In principle, there are two approaches for studying source-code: one is top-down, the other is bottom-up. In practice, every reverse engineering approach must incorporate a little bit of both, still it is worthwhile to make the distinction. With the top-down approach, you start from a high-level representation and verify it against the source-code (as for instance described in Speculate about Design). In the bottom-up approach, you start from the source-code, filter out what’s relevant and cast the relevant entities into a higher-level representation. This is the approach used in Analyze the Persistent Data and Study the Exceptional Entities.
There is no preferred order in which to apply each of these patterns. It may be natural to first Analyze the Persistent Data, then refine the resulting model via Speculate about Design and finally exploit this knowledge to Study the Exceptional Entities. Therefore the patterns are presented in that order. However, large parts of your system won’t have anything to do with a database (some systems lack any form of persistent data) and then Speculate about Design must be done without having studied the database. And when you lack the inspiration to start with Speculate about Design, then Study the Exceptional Entities will surely provide you with an initial hypothesis.
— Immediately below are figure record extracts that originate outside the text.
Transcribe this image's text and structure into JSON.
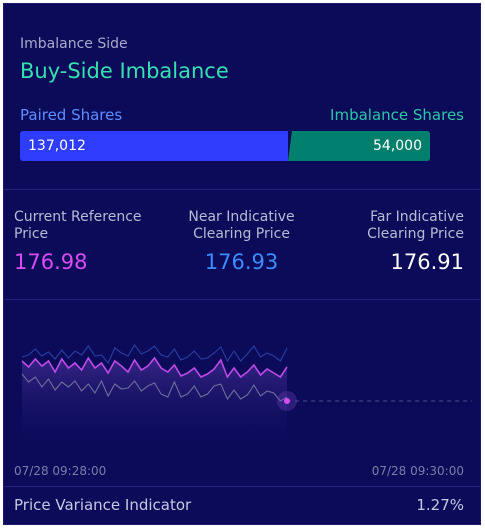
{
  "imbalance": {
    "section_label": "Imbalance Side",
    "side": "Buy-Side Imbalance",
    "paired_label": "Paired Shares",
    "imbalance_label": "Imbalance Shares",
    "paired_value": "137,012",
    "imbalance_value": "54,000",
    "colors": {
      "paired": "#2e3dfb",
      "imbalance": "#00806c",
      "title": "#36e1b1"
    }
  },
  "prices": {
    "current_reference_label": "Current Reference Price",
    "current_reference_value": "176.98",
    "near_indicative_label": "Near Indicative Clearing Price",
    "near_indicative_value": "176.93",
    "far_indicative_label": "Far Indicative Clearing Price",
    "far_indicative_value": "176.91"
  },
  "timeline": {
    "start": "07/28 09:28:00",
    "end": "07/28 09:30:00"
  },
  "price_variance": {
    "label": "Price Variance Indicator",
    "value": "1.27%"
  },
  "chart_data": {
    "type": "line",
    "series": [
      {
        "color": "#2a3fa0",
        "values": [
          18,
          16,
          10,
          17,
          13,
          20,
          11,
          19,
          12,
          16,
          7,
          17,
          16,
          24,
          9,
          14,
          17,
          6,
          15,
          12,
          7,
          16,
          18,
          10,
          21,
          18,
          12,
          20,
          19,
          14,
          8,
          22,
          12,
          22,
          15,
          7,
          18,
          14,
          17,
          22,
          9
        ]
      },
      {
        "color": "#c04ae8",
        "values": [
          22,
          28,
          20,
          27,
          22,
          33,
          20,
          29,
          24,
          31,
          19,
          29,
          24,
          34,
          22,
          27,
          33,
          21,
          31,
          27,
          19,
          29,
          33,
          26,
          37,
          34,
          29,
          38,
          35,
          30,
          21,
          38,
          29,
          38,
          33,
          26,
          36,
          30,
          34,
          38,
          28
        ]
      },
      {
        "color": "#6d6f9a",
        "values": [
          35,
          43,
          38,
          48,
          40,
          51,
          43,
          48,
          42,
          52,
          45,
          54,
          42,
          57,
          45,
          50,
          49,
          42,
          52,
          47,
          44,
          55,
          58,
          43,
          58,
          55,
          47,
          58,
          55,
          47,
          45,
          60,
          51,
          60,
          56,
          46,
          57,
          52,
          54,
          62,
          58
        ]
      }
    ]
  }
}
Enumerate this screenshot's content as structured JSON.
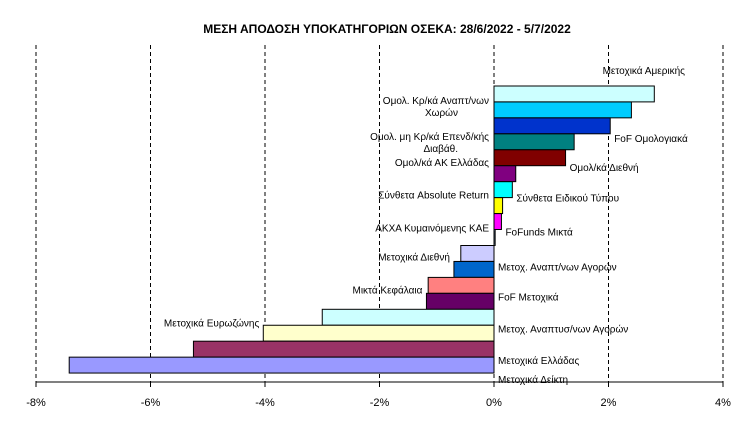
{
  "chart_data": {
    "type": "bar",
    "orientation": "horizontal",
    "title": "ΜΕΣΗ ΑΠΟΔΟΣΗ ΥΠΟΚΑΤΗΓΟΡΙΩΝ  ΟΣΕΚΑ: 28/6/2022  - 5/7/2022",
    "xlabel": "",
    "ylabel": "",
    "xlim": [
      -8,
      4
    ],
    "xticks": [
      "-8%",
      "-6%",
      "-4%",
      "-2%",
      "0%",
      "2%",
      "4%"
    ],
    "grid": "vertical dashed",
    "legend": "none",
    "categories": [
      {
        "label": "Μετοχικά Αμερικής",
        "value": 2.8,
        "color": "#ccffff"
      },
      {
        "label": "Ομολ. Κρ/κά Αναπτ/νων Χωρών",
        "value": 2.4,
        "color": "#00ccff"
      },
      {
        "label": "FoF Ομολογιακά",
        "value": 2.03,
        "color": "#0033cc"
      },
      {
        "label": "Ομολ. μη Κρ/κά Επενδ/κής Διαβάθ.",
        "value": 1.4,
        "color": "#008080"
      },
      {
        "label": "Ομολ/κά Διεθνή",
        "value": 1.25,
        "color": "#800000"
      },
      {
        "label": "Ομολ/κά ΑΚ Ελλάδας",
        "value": 0.38,
        "color": "#800080"
      },
      {
        "label": "Σύνθετα Ειδικού Τύπου",
        "value": 0.32,
        "color": "#00ffff"
      },
      {
        "label": "Σύνθετα Absolute Return",
        "value": 0.15,
        "color": "#ffff00"
      },
      {
        "label": "FoFunds Μικτά",
        "value": 0.13,
        "color": "#ff00ff"
      },
      {
        "label": "ΑΚΧΑ Κυμαινόμενης ΚΑΕ",
        "value": 0.02,
        "color": "#99ccff"
      },
      {
        "label": "Μετοχ. Αναπτ/νων Αγορών",
        "value": -0.58,
        "color": "#ccccff"
      },
      {
        "label": "Μετοχικά Διεθνή",
        "value": -0.7,
        "color": "#0066cc"
      },
      {
        "label": "FoF Μετοχικά",
        "value": -1.15,
        "color": "#ff8080"
      },
      {
        "label": "Μικτά Κεφάλαια",
        "value": -1.18,
        "color": "#660066"
      },
      {
        "label": "Μετοχ. Αναπτυσ/νων Αγορών",
        "value": -3.0,
        "color": "#ccffff"
      },
      {
        "label": "Μετοχικά Ευρωζώνης",
        "value": -4.03,
        "color": "#ffffcc"
      },
      {
        "label": "Μετοχικά Ελλάδας",
        "value": -5.25,
        "color": "#993366"
      },
      {
        "label": "Μετοχικά Δείκτη",
        "value": -7.42,
        "color": "#9999ff"
      }
    ]
  }
}
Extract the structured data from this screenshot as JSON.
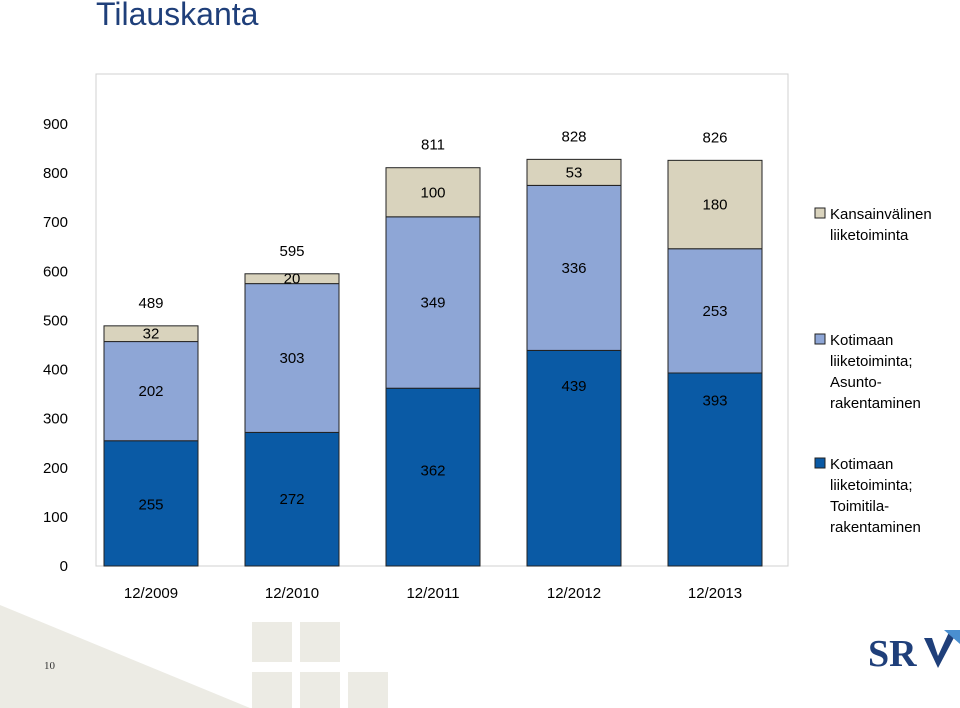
{
  "title": "Tilauskanta",
  "page_number": "10",
  "logo_text": "SRV",
  "colors": {
    "dark_blue": "#0a5aa5",
    "light_blue": "#8ea6d6",
    "beige": "#d9d3bd",
    "decor": "#ecebe4",
    "title": "#1f3f7a"
  },
  "chart_data": {
    "type": "bar",
    "stacked": true,
    "categories": [
      "12/2009",
      "12/2010",
      "12/2011",
      "12/2012",
      "12/2013"
    ],
    "ylim": [
      0,
      900
    ],
    "yticks": [
      0,
      100,
      200,
      300,
      400,
      500,
      600,
      700,
      800,
      900
    ],
    "grid": false,
    "legend_position": "right",
    "series": [
      {
        "name": "Kotimaan liiketoiminta; Toimitila-rakentaminen",
        "legend_lines": [
          "Kotimaan",
          "liiketoiminta;",
          "Toimitila-",
          "rakentaminen"
        ],
        "color": "#0a5aa5",
        "values": [
          255,
          272,
          362,
          439,
          393
        ]
      },
      {
        "name": "Kotimaan liiketoiminta; Asunto-rakentaminen",
        "legend_lines": [
          "Kotimaan",
          "liiketoiminta;",
          "Asunto-",
          "rakentaminen"
        ],
        "color": "#8ea6d6",
        "values": [
          202,
          303,
          349,
          336,
          253
        ]
      },
      {
        "name": "Kansainvälinen liiketoiminta",
        "legend_lines": [
          "Kansainvälinen",
          "liiketoiminta"
        ],
        "color": "#d9d3bd",
        "values": [
          32,
          20,
          100,
          53,
          180
        ]
      }
    ],
    "totals": [
      489,
      595,
      811,
      828,
      826
    ]
  }
}
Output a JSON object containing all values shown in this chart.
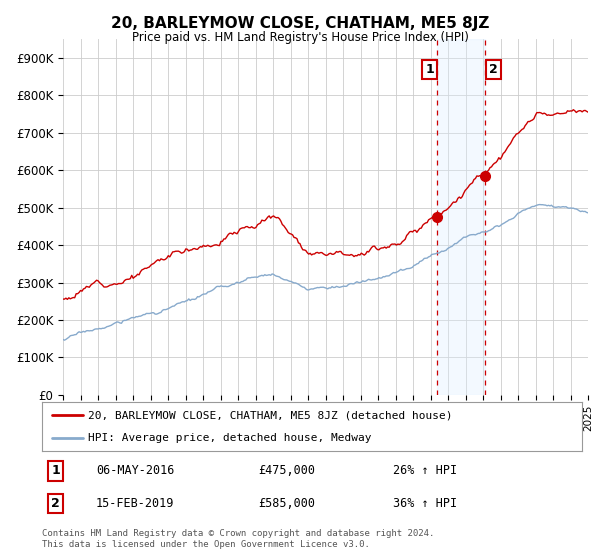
{
  "title": "20, BARLEYMOW CLOSE, CHATHAM, ME5 8JZ",
  "subtitle": "Price paid vs. HM Land Registry's House Price Index (HPI)",
  "ylabel_ticks": [
    "£0",
    "£100K",
    "£200K",
    "£300K",
    "£400K",
    "£500K",
    "£600K",
    "£700K",
    "£800K",
    "£900K"
  ],
  "ytick_values": [
    0,
    100000,
    200000,
    300000,
    400000,
    500000,
    600000,
    700000,
    800000,
    900000
  ],
  "ylim": [
    0,
    950000
  ],
  "year_start": 1995,
  "year_end": 2025,
  "red_line_color": "#cc0000",
  "blue_line_color": "#88aacc",
  "marker1_date": 2016.35,
  "marker1_value": 475000,
  "marker2_date": 2019.12,
  "marker2_value": 585000,
  "vline_color": "#cc0000",
  "highlight_color": "#ddeeff",
  "legend_label_red": "20, BARLEYMOW CLOSE, CHATHAM, ME5 8JZ (detached house)",
  "legend_label_blue": "HPI: Average price, detached house, Medway",
  "annotation1_label": "1",
  "annotation1_date": "06-MAY-2016",
  "annotation1_price": "£475,000",
  "annotation1_hpi": "26% ↑ HPI",
  "annotation2_label": "2",
  "annotation2_date": "15-FEB-2019",
  "annotation2_price": "£585,000",
  "annotation2_hpi": "36% ↑ HPI",
  "footer": "Contains HM Land Registry data © Crown copyright and database right 2024.\nThis data is licensed under the Open Government Licence v3.0.",
  "background_color": "#ffffff",
  "grid_color": "#cccccc"
}
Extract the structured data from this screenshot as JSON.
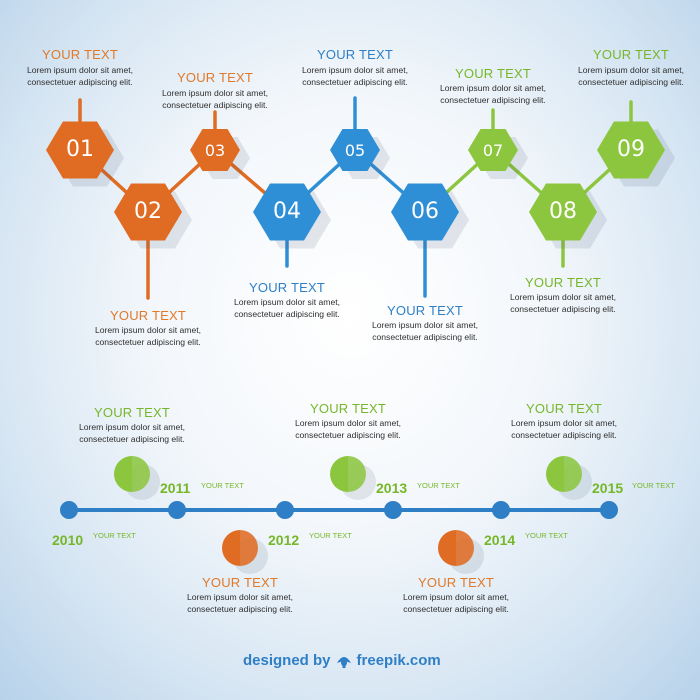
{
  "colors": {
    "orange": "#e06b22",
    "blue": "#2f8fd6",
    "green": "#8cc63f",
    "timeline_blue": "#2f7fc6",
    "title_orange": "#e0792a",
    "title_blue": "#2f7fc6",
    "title_green": "#76b72a"
  },
  "hexagons": [
    {
      "number": "01",
      "color": "orange",
      "title": "YOUR TEXT",
      "body": "Lorem ipsum dolor sit amet, consectetuer adipiscing elit."
    },
    {
      "number": "02",
      "color": "orange",
      "title": "YOUR TEXT",
      "body": "Lorem ipsum dolor sit amet, consectetuer adipiscing elit."
    },
    {
      "number": "03",
      "color": "orange",
      "title": "YOUR TEXT",
      "body": "Lorem ipsum dolor sit amet, consectetuer adipiscing elit."
    },
    {
      "number": "04",
      "color": "blue",
      "title": "YOUR TEXT",
      "body": "Lorem ipsum dolor sit amet, consectetuer adipiscing elit."
    },
    {
      "number": "05",
      "color": "blue",
      "title": "YOUR TEXT",
      "body": "Lorem ipsum dolor sit amet, consectetuer adipiscing elit."
    },
    {
      "number": "06",
      "color": "blue",
      "title": "YOUR TEXT",
      "body": "Lorem ipsum dolor sit amet, consectetuer adipiscing elit."
    },
    {
      "number": "07",
      "color": "green",
      "title": "YOUR TEXT",
      "body": "Lorem ipsum dolor sit amet, consectetuer adipiscing elit."
    },
    {
      "number": "08",
      "color": "green",
      "title": "YOUR TEXT",
      "body": "Lorem ipsum dolor sit amet, consectetuer adipiscing elit."
    },
    {
      "number": "09",
      "color": "green",
      "title": "YOUR TEXT",
      "body": "Lorem ipsum dolor sit amet, consectetuer adipiscing elit."
    }
  ],
  "timeline": [
    {
      "year": "2010",
      "label": "YOUR TEXT"
    },
    {
      "year": "2011",
      "label": "YOUR TEXT",
      "marker": "green",
      "title": "YOUR TEXT",
      "body": "Lorem ipsum dolor sit amet, consectetuer adipiscing elit."
    },
    {
      "year": "2012",
      "label": "YOUR TEXT",
      "marker": "orange",
      "title": "YOUR TEXT",
      "body": "Lorem ipsum dolor sit amet, consectetuer adipiscing elit."
    },
    {
      "year": "2013",
      "label": "YOUR TEXT",
      "marker": "green",
      "title": "YOUR TEXT",
      "body": "Lorem ipsum dolor sit amet, consectetuer adipiscing elit."
    },
    {
      "year": "2014",
      "label": "YOUR TEXT",
      "marker": "orange",
      "title": "YOUR TEXT",
      "body": "Lorem ipsum dolor sit amet, consectetuer adipiscing elit."
    },
    {
      "year": "2015",
      "label": "YOUR TEXT",
      "marker": "green",
      "title": "YOUR TEXT",
      "body": "Lorem ipsum dolor sit amet, consectetuer adipiscing elit."
    }
  ],
  "footer": {
    "designed_by": "designed by",
    "brand": "freepik.com",
    "icon": "freepik-logo-icon"
  }
}
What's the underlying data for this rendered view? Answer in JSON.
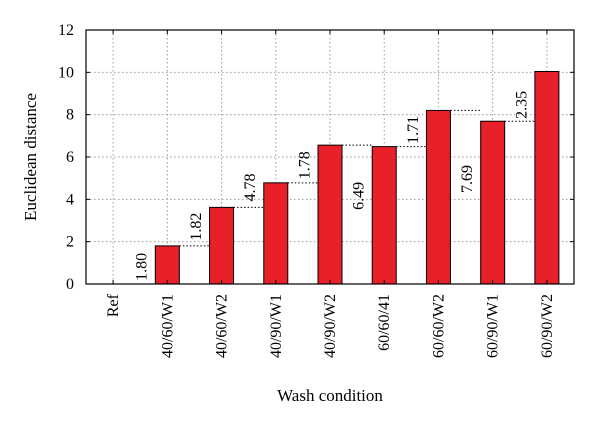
{
  "chart_data": {
    "type": "bar",
    "xlabel": "Wash condition",
    "ylabel": "Euclidean distance",
    "ylim": [
      0,
      12
    ],
    "yticks": [
      0,
      2,
      4,
      6,
      8,
      10,
      12
    ],
    "grid": true,
    "bar_color": "#e8202a",
    "categories": [
      "Ref",
      "40/60/W1",
      "40/60/W2",
      "40/90/W1",
      "40/90/W2",
      "60/60/41",
      "60/60/W2",
      "60/90/W1",
      "60/90/W2"
    ],
    "values": [
      0,
      1.8,
      3.62,
      4.78,
      6.56,
      6.49,
      8.2,
      7.69,
      10.04
    ],
    "annotations": [
      "1.80",
      "1.82",
      "4.78",
      "1.78",
      "6.49",
      "1.71",
      "7.69",
      "2.35"
    ]
  }
}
The amount of time you should devote to each of these patterns depends largely on the goal of your reengineering project. In principle, none of these patterns will take long, but each of them should be applied several times. You cannot predict how many cycles will be necessary, because the assessment whether your team understands enough to proceed with the rest of the project can only be done after the patterns have been applied. Therefore, these patterns must be applied on a case-by-case basis.

What Next
You should make sure to reflect your increased understanding in the project plan. For instance, Analyze the Persistent Data and Speculate about Design will document parts of the system, and this documentation must be added to the Opportunities. On the other hand, Study the Exceptional Entities will reveal some suspicious components and these must be added to the Risks.
Once you have obtained a solid foundation for your understanding, you should fill in the details for those components that are important for the rest of your project. Activities described in Detailed Model Capture may help you to fill in those details.